Remembering Leonard R. Sussman, Former Freedom House Executive Director

Freedom House mourns the death of Leonard R. Sussman, who led Freedom House for 21 years. 

Washington

Freedom House mourns the death of Leonard R. Sussman, who as executive director of Freedom House established the organization’s signature report on the state of world freedom.  Sussman, 94, died March 29 at his home in Craftsbury, Vermont.  

“Leonard was a vital, important figure in promoting democracy and fundamental human rights,” said Mark P. Lagon, president of Freedom House. “He was involved in the creation of important instruments and ideas behind democracy promotion:  the use of scholarly research to highlight threats to freedom, and democracy assistance as an integral part of American foreign policy.”

Sussman was executive director of Freedom House from 1967 to 1988, a period of significant growth for the organization. He was the driving force behind the creation of Freedom in the World, the survey of political rights and civil liberties that has been issued annually by Freedom House since its introduction in 1972.  Freedom in the World was the first serious measurement of global freedom and remains the most widely-cited and influential report of its type.  

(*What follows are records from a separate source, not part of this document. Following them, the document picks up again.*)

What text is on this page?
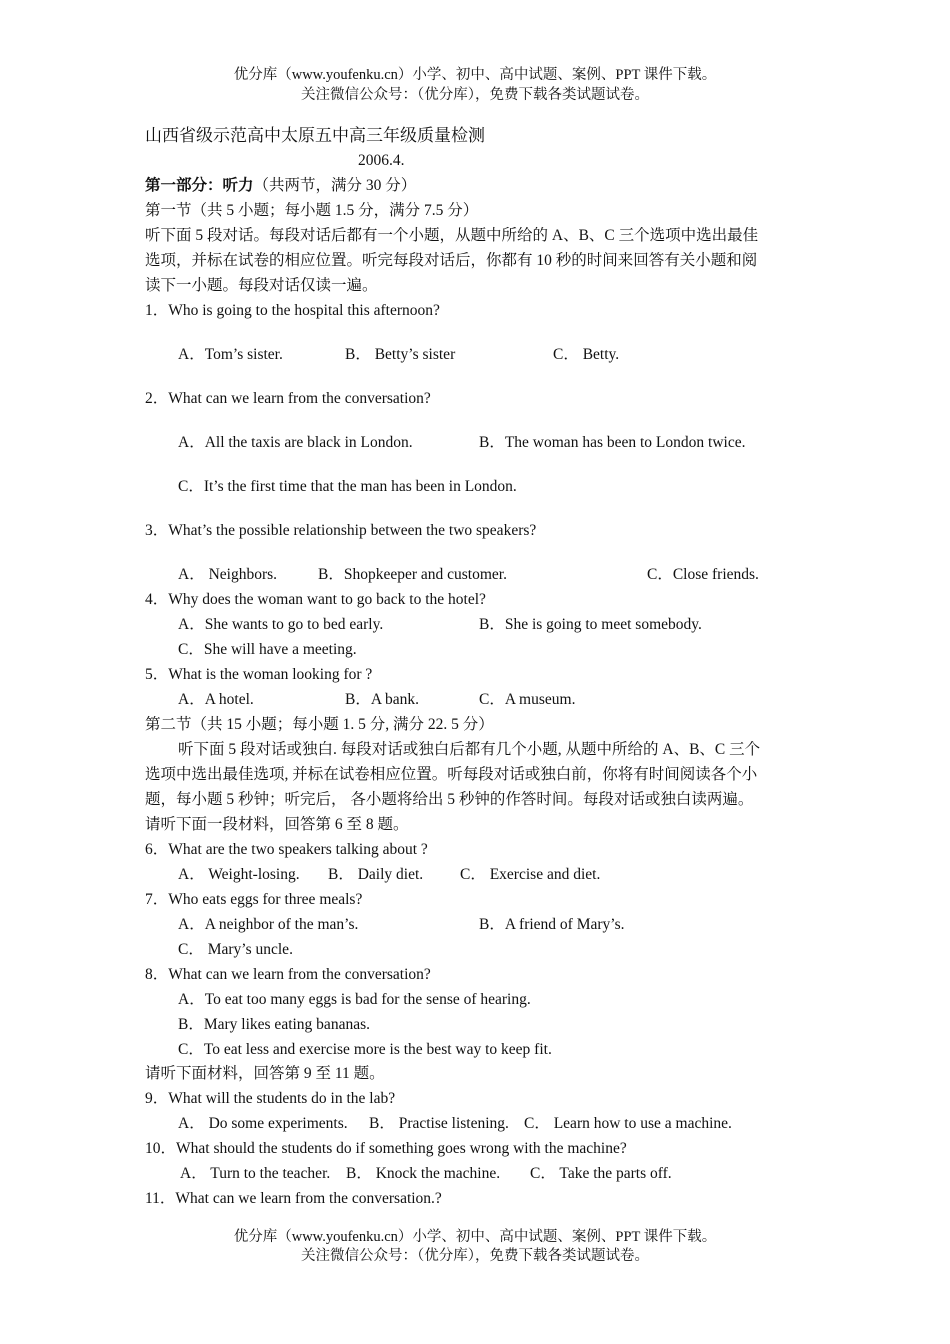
优分库（www.youfenku.cn）小学、初中、高中试题、案例、PPT 课件下载。
关注微信公众号：（优分库），免费下载各类试题试卷。
山西省级示范高中太原五中高三年级质量检测
2006.4.
第一部分：听力（共两节，满分 30 分）
第一节（共 5 小题；每小题 1.5 分，满分 7.5 分）
听下面 5 段对话。每段对话后都有一个小题，从题中所给的 A、B、C 三个选项中选出最佳
选项，并标在试卷的相应位置。听完每段对话后，你都有 10 秒的时间来回答有关小题和阅
读下一小题。每段对话仅读一遍。
1．Who is going to the hospital this afternoon?
A．Tom’s sister.	B． Betty’s sister	C． Betty.
2．What can we learn from the conversation?
A．All the taxis are black in London.	B．The woman has been to London twice.
C．It’s the first time that the man has been in London.
3．What’s the possible relationship between the two speakers?
A． Neighbors.	B．Shopkeeper and customer.	C．Close friends.
4．Why does the woman want to go back to the hotel?
A．She wants to go to bed early.	B．She is going to meet somebody.
C．She will have a meeting.
5．What is the woman looking for ?
A．A hotel.	B．A bank.	C．A museum.
第二节（共 15 小题；每小题 1. 5 分, 满分 22. 5 分）
听下面 5 段对话或独白. 每段对话或独白后都有几个小题, 从题中所给的 A、B、C 三个
选项中选出最佳选项, 并标在试卷相应位置。听每段对话或独白前，你将有时间阅读各个小
题，每小题 5 秒钟；听完后， 各小题将给出 5 秒钟的作答时间。每段对话或独白读两遍。
请听下面一段材料，回答第 6 至 8 题。
6．What are the two speakers talking about ?
A． Weight-losing. B． Daily diet. C． Exercise and diet.
7．Who eats eggs for three meals?
A．A neighbor of the man’s.	B．A friend of Mary’s.
C． Mary’s uncle.
8．What can we learn from the conversation?
A．To eat too many eggs is bad for the sense of hearing.
B．Mary likes eating bananas.
C．To eat less and exercise more is the best way to keep fit.
请听下面材料，回答第 9 至 11 题。
9．What will the students do in the lab?
A． Do some experiments. B． Practise listening. C． Learn how to use a machine.
10．What should the students do if something goes wrong with the machine?
A． Turn to the teacher. B． Knock the machine. C． Take the parts off.
11．What can we learn from the conversation.?
优分库（www.youfenku.cn）小学、初中、高中试题、案例、PPT 课件下载。
关注微信公众号：（优分库），免费下载各类试题试卷。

Sussman was also a leading figure in promoting press freedom, writing widely on its history and developing Freedom House’s annual global survey, Freedom of the Press.   

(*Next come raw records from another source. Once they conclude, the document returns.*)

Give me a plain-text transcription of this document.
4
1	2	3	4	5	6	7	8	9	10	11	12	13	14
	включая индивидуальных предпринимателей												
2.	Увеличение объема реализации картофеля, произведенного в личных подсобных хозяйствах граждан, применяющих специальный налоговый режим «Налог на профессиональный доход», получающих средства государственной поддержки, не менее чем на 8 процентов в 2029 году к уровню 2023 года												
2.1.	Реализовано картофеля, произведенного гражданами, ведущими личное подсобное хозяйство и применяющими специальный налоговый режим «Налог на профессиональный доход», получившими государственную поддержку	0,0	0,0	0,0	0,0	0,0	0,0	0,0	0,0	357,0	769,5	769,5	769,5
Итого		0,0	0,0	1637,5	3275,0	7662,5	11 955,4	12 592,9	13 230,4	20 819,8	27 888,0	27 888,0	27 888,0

He served as the United States representative to UNESCO at its annual conference in 1983.  He played a leading role in the struggle to prevent multilateral institutions, especially UNESCO, from adopting a global communications policy that Sussman and other press freedom advocates saw as a potential form of international censorship. The concept, formally known as the New World Information and Communication Order, failed to gain passage at UNESCO, in large part due to the efforts of Sussman and other anti-censorship advocates. 

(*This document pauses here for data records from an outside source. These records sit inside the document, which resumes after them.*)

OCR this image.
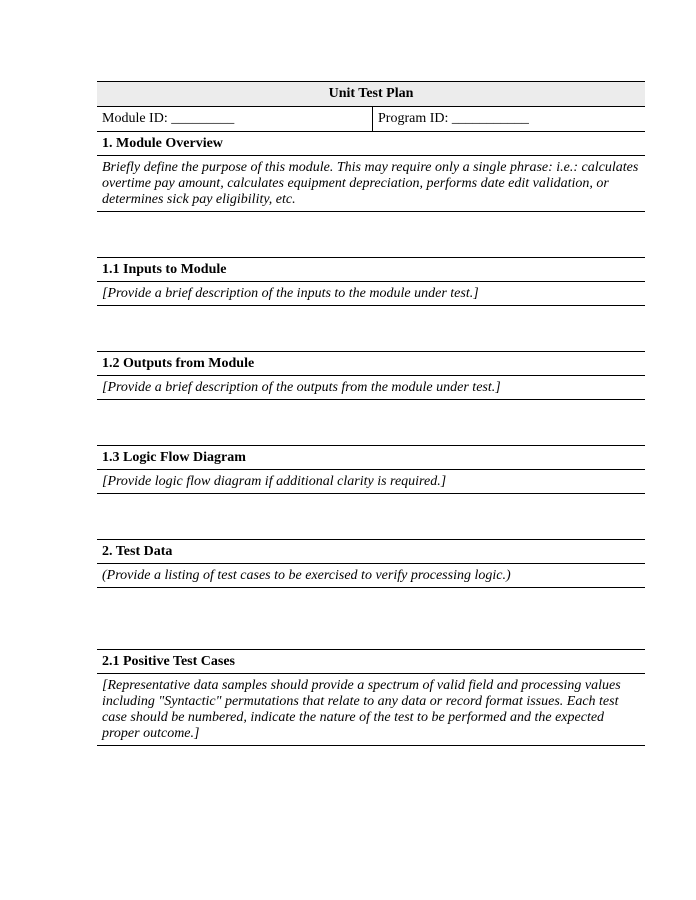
Unit Test Plan
Module ID: _________	Program ID: ___________
1. Module Overview
Briefly define the purpose of this module. This may require only a single phrase: i.e.: calculates overtime pay amount, calculates equipment depreciation, performs date edit validation, or determines sick pay eligibility, etc.
1.1 Inputs to Module
[Provide a brief description of the inputs to the module under test.]
1.2 Outputs from Module
[Provide a brief description of the outputs from the module under test.]
1.3 Logic Flow Diagram
[Provide logic flow diagram if additional clarity is required.]
2. Test Data
(Provide a listing of test cases to be exercised to verify processing logic.)
2.1 Positive Test Cases
[Representative data samples should provide a spectrum of valid field and processing values including "Syntactic" permutations that relate to any data or record format issues. Each test case should be numbered, indicate the nature of the test to be performed and the expected proper outcome.]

“Leonard was a militant on the subject of censorship and press freedom,” said Arch Puddington, Freedom House vice president for research.  “He was especially sensitive to the kind of sophistry that invoked curbs on information or ideas as steps towards peace and international harmony. Leonard invariably recognized such arguments as justifications for intellectual suppression.” 

During his tenure as Executive Director for Freedom House, he involved the organization in causes that defined the era, including Poland’s Solidarity movement, the efforts of Soviet dissidents to challenge their government, the struggle against South Africa’s apartheid system, and the fight for democracy in Chile, Argentina, and other South American countries. Under his leadership, the organization consistently supported the democratic opposition in countries under authoritarian rule, from Chile to East Germany to South Korea.  

After hiring Ludmilla Thorne, who had wide-ranging contacts with the dissident community, Sussman also made Freedom House a center for work on behalf of Soviet dissidents.  Thorne later launched a project to gain the release of Soviet POWs who had been captured by the Afghan mujahidin, whom she brought to the United States under Freedom House auspices.  

Under his leadership, Freedom House also undertook an advocacy campaign to encourage Congress and successive presidents to integrate democracy promotion policies into the United States’ broad foreign policy goals.  Sussman was among a group of democracy promotion supporters who publicly urged the creation of a formal democracy assistance institution, which emerged with the establishment of the National Endowment for Democracy in the mid-1980s.  

Sussman was the author of numerous books, including three on press freedom themes. Freedom House honored him in 2014 with its Lifetime Achievement Award.

His family has announced that a memorial service will be held in New York at a future date.